Giornata mondiale contro la violenza sulle donne: l’urgenza di guardare in faccia l’invisibile

C’è una data, il 25 novembre, che ogni anno ritorna identica a sé stessa, puntuale e prevedibile come tutte le ricorrenze. Ma ciò che ricorda – la violenza contro le donne – è tutto fuorché un rituale da calendario. È una frattura quotidiana, un rumore di fondo che attraversa le case, gli uffici, le strade, i social, spesso troppo sommesso per essere ascoltato, troppo normale per essere notato. È, in sostanza, quella forma di violenza che vive al confine tra la cronaca e l’abitudine.
Parlare di violenza sulle donne non significa solo evocare i femminicidi, che pure continuano a scandire il tempo come macabre campane. Significa comprendere l’intero spettro del controllo, della paura, dell’umiliazione, delle rinunce forzate, delle parole che graffiano e dei silenzi che soffocano. Significa osservare quell’intreccio culturale che ancora oggi normalizza il possesso, giustifica la gelosia, minimizza l’aggressività e derubrica l’abuso a “problema di coppia”.
La Giornata mondiale contro la violenza sulle donne, però, dovrebbe essere anche altro: non solo memoria, ma movimento.
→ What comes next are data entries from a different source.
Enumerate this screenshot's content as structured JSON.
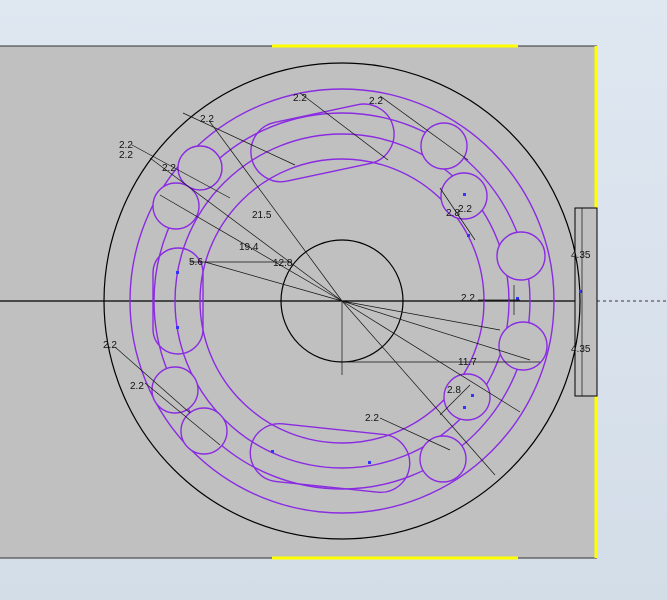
{
  "drawing": {
    "sheet_color": "#c0c0c0",
    "background_color": "#d6dfea",
    "geometry_color": "#8a2be2",
    "edge_color": "#000000",
    "highlight_color": "#ffff00",
    "dimension_color": "#111111",
    "point_color": "#3333ff"
  },
  "labels": {
    "d1": "2.2",
    "d2": "2.2",
    "d3": "2.2",
    "d4": "2.2",
    "d5": "2.2",
    "d6": "2.2",
    "d7": "2.2",
    "d8": "2.2",
    "d9": "2.2",
    "d10": "2.2",
    "d11": "2.8",
    "d12": "2.8",
    "d13": "21.5",
    "d14": "19.4",
    "d15": "5.6",
    "d16": "12.8",
    "d17": "11.7",
    "d18": "4.35",
    "d19": "4.35",
    "d20": "2.2"
  }
}
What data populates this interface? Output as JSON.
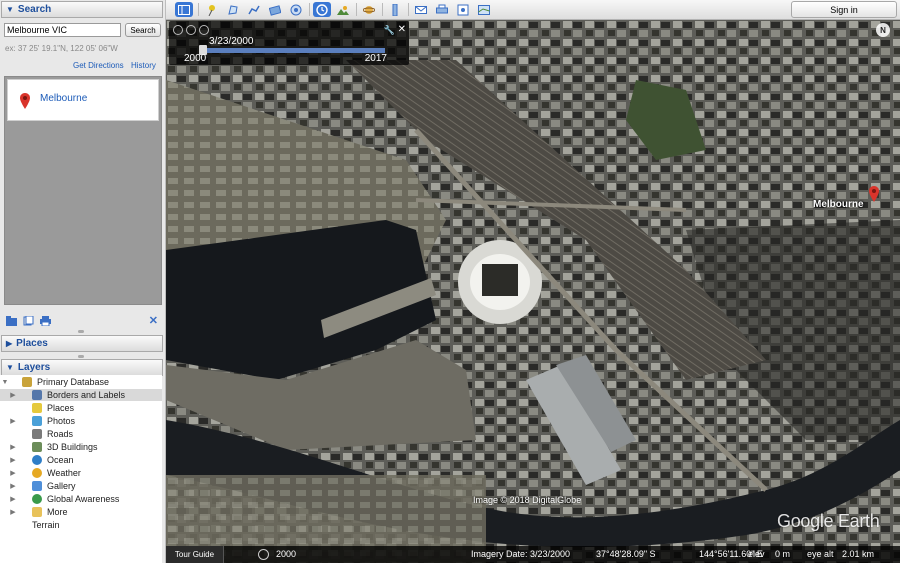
{
  "search": {
    "header": "Search",
    "query": "Melbourne VIC",
    "button_label": "Search",
    "example": "ex: 37 25' 19.1\"N, 122 05' 06\"W",
    "get_directions": "Get Directions",
    "history": "History",
    "results": [
      {
        "label": "Melbourne"
      }
    ]
  },
  "places": {
    "header": "Places"
  },
  "layers": {
    "header": "Layers",
    "items": [
      {
        "label": "Primary Database",
        "icon": "globe-db-icon"
      },
      {
        "label": "Borders and Labels",
        "icon": "flag-icon"
      },
      {
        "label": "Places",
        "icon": "places-icon"
      },
      {
        "label": "Photos",
        "icon": "photo-icon"
      },
      {
        "label": "Roads",
        "icon": "road-icon"
      },
      {
        "label": "3D Buildings",
        "icon": "building-icon"
      },
      {
        "label": "Ocean",
        "icon": "ocean-globe-icon"
      },
      {
        "label": "Weather",
        "icon": "sun-icon"
      },
      {
        "label": "Gallery",
        "icon": "star-icon"
      },
      {
        "label": "Global Awareness",
        "icon": "globe-icon"
      },
      {
        "label": "More",
        "icon": "folder-icon"
      },
      {
        "label": "Terrain",
        "icon": ""
      }
    ]
  },
  "toolbar": {
    "signin_label": "Sign in"
  },
  "time_slider": {
    "date": "3/23/2000",
    "start_year": "2000",
    "end_year": "2017"
  },
  "map": {
    "compass": "N",
    "place_label": "Melbourne",
    "copyright": "Image © 2018 DigitalGlobe",
    "watermark": "Google Earth"
  },
  "status": {
    "tour_guide": "Tour Guide",
    "history_year": "2000",
    "imagery_date": "Imagery Date: 3/23/2000",
    "latitude": "37°48'28.09\" S",
    "longitude": "144°56'11.60\" E",
    "elev_label": "elev",
    "elev_value": "0 m",
    "eye_alt_label": "eye alt",
    "eye_alt_value": "2.01 km"
  },
  "colors": {
    "accent": "#1d4e9c",
    "link": "#1c5bb8",
    "pin": "#d9342b",
    "toolbar_active": "#3876d4"
  }
}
Non basta indignarsi una volta l’anno, come non basta accendere una panchina rossa se non si è disposti a guardare dentro ciò che la rende necessaria. Occorre aggiornare il nostro vocabolario emotivo e sociale: smettere di chiamare “raptus” quello che è costruzione culturale, smettere di parlare di “tragedia” quando si tratta di responsabilità.
E soprattutto, occorre spostare lo sguardo. Perché il punto non è più – o non è solo – contare le vittime. Il punto è contare chi interviene, chi ascolta, chi non volta la testa. È contare i cambiamenti reali nelle istituzioni, nelle scuole, nella giustizia, nei media. È contare quante volte riusciamo a rompere quel “non è affar mio” che ancora oggi protegge gli aggressori più della legge.
C’è una frase spesso ripetuta: “Serve educazione al rispetto”. È vera, ma rischia di essere troppo comoda. Serve un’educazione al conflitto, alla gestione delle emozioni, al rifiuto del dominio. Serve che gli uomini – soprattutto – inizino a parlare tra loro, mettendo in discussione quell’eredità tossica che passa per scherzo, per virilità, per normalità.
Il 25 novembre non dovrebbe essere un giorno per mostrarci migliori, ma per mostrarci sinceri. Non per dichiarare che siamo contro la violenza, ma per riconoscere i modi in cui la tolleriamo. E per decidere, finalmente, di non farlo più.
Se c’è un senso in questa giornata, allora è questo: non ricordare ciò che è successo, ma impedire ciò che potrebbe ancora accadere.